CECC considering Palau travel bubble

PROGRESS:
With the help of Taiwan’s Shinkong Wu Ho-su Memorial Hospital, Palau will hopefully have more than 50 percent of its population vaccinated by April 30

  • By Lee I-chia / Staff reporter

The Central Epidemic Command Center (CECC) yesterday confirmed that it is mulling a “travel bubble” between Taiwan and Palau.

Centers for Disease Control (CDC) Deputy Director-General Chuang Jen-hsiang (莊人祥), who is the CECC’s spokesperson, said the travel bubble plan has been discussed continuously, and a meeting to conclude the matter would take place in the next few days.

Shinkong Wu Ho-su Memorial Hospital has been supporting medical treatment and COVID-19 testing in Palau, so it understands the situation there well, and there has not been any COVID-19 outbreak in Palau, he said.

Photo: CNA

A number of plans are being discussed, but the details would only be announced after a final decision is made, hospital vice superintendent Hung Tzu-jen (洪子仁) said.

About 17 percent of the population in Palau have received the Moderna Inc COVID-19 vaccine, Hung said.

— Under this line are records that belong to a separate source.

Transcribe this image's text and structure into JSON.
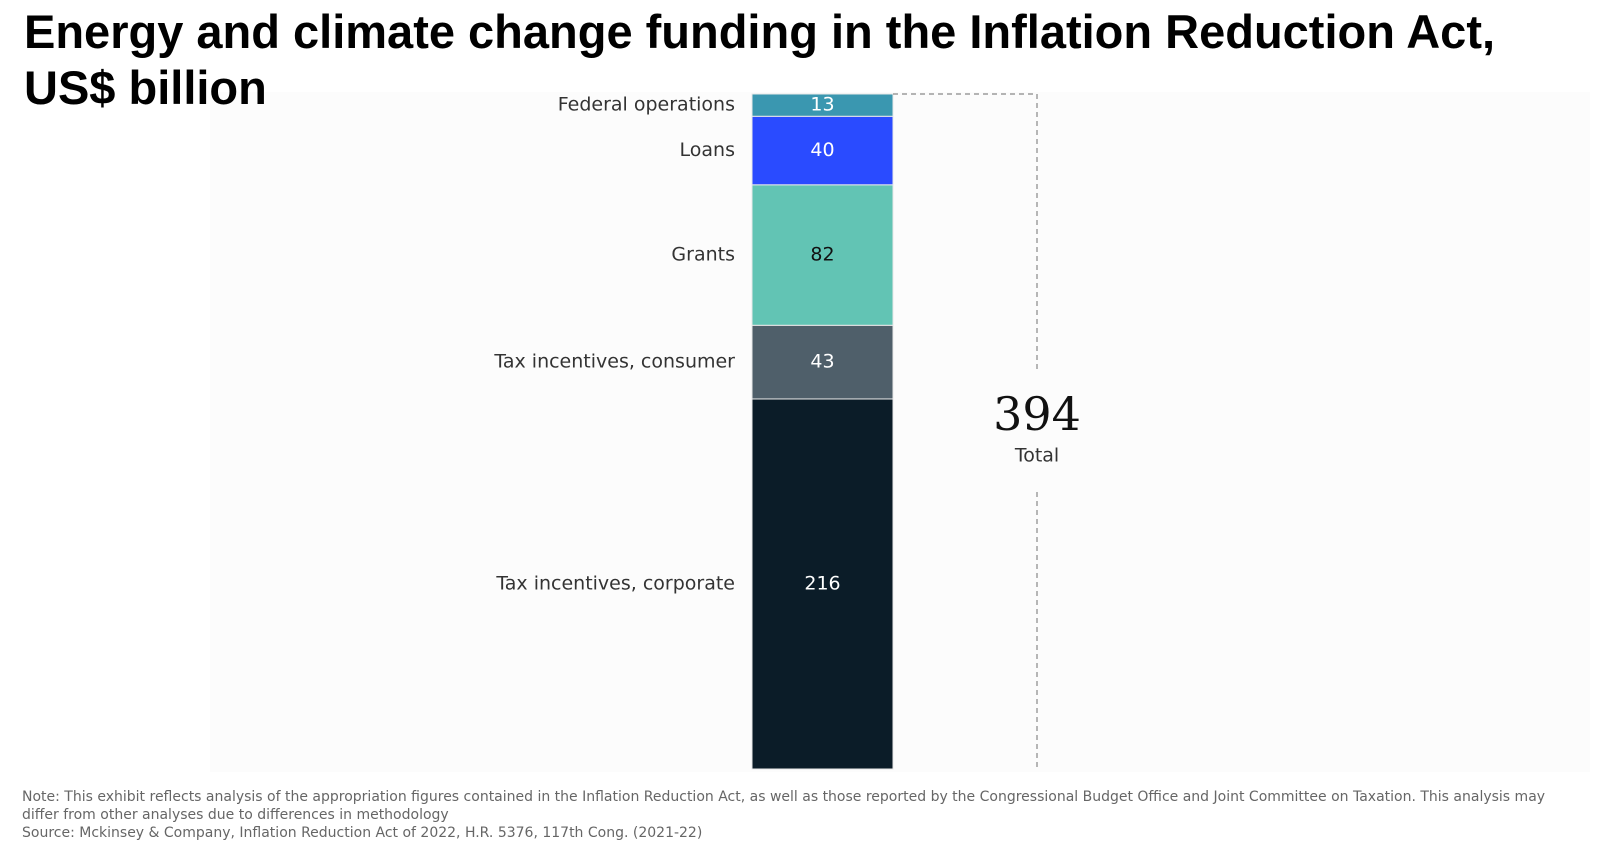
{
  "chart_data": {
    "type": "stacked-bar",
    "title": "Energy and climate change funding in the Inflation Reduction Act, US$ billion",
    "categories": [
      "Federal operations",
      "Loans",
      "Grants",
      "Tax incentives, consumer",
      "Tax incentives, corporate"
    ],
    "values": [
      13,
      40,
      82,
      43,
      216
    ],
    "colors": [
      "#3a97b0",
      "#2a4bff",
      "#62c4b4",
      "#4f5f6a",
      "#0b1c28"
    ],
    "label_colors": [
      "#ffffff",
      "#ffffff",
      "#111111",
      "#ffffff",
      "#ffffff"
    ],
    "total": {
      "value": 394,
      "label": "Total"
    },
    "note": "Note: This exhibit reflects analysis of the appropriation figures contained in the Inflation Reduction Act, as well as those reported by the Congressional Budget Office and Joint Committee on Taxation. This analysis may differ from other analyses due to differences in methodology",
    "source": "Source: Mckinsey & Company,  Inflation Reduction Act of 2022, H.R. 5376, 117th Cong. (2021-22)"
  }
}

The hospital would help with vaccinations in Palau from next week, so that a coverage rate of more than 50 percent could hopefully be reached by the end of next month, he said.

Taiwan and Palau are discussing a plan to set up a traveler verification center, so that when people undergo a polymerase chain reaction (PCR) test at a designated hospital before traveling to Palau, the test result would be submitted directly to the center, making entry procedures more convenient for travelers, Hung said.

As for whether travelers to Palau would be required to take a PCR or antibody test upon arrival, and whether they would need to quarantine or practice self-health management after returning to Taiwan, that would be discussed by the CECC and specialists, Hung said.

Meanwhile, Taiwan reported two imported cases of COVID-19 yesterday.

One is an Indian in his 30s who arrived in Taiwan for work on Feb. 18 from India and transited through Dubai, Chuang said.

The man provided a negative PCR test result and did not have any symptoms after arrival, so he stayed in a quarantine hotel, Chuang said, adding that he took a paid PCR test on Friday after completing his quarantine, and the result came back positive yesterday.

The other is a Filipina in her 30s who arrived in Taiwan for work on Friday and also provided a negative PCR test result, but she had a fever upon arrival at the airport, so medical treatment and testing were arranged for her, he said.

The test result came back positive yesterday, he said, adding that 13 passengers who sat close to her on the flight to Taiwan have been placed under home isolation.

As for the case of a Taiwanese man who arrived in Vietnam on Feb. 19, tested negative twice on Feb. 19 and Feb. 20, but was reported by Vietnamese health authorities as having tested positive on Thursday, Chuang said that four of his close contacts in Taiwan tested negative in PCR and antibody tests on Saturday.

“The case has likely not caused any infection risk in Taiwan,” he said.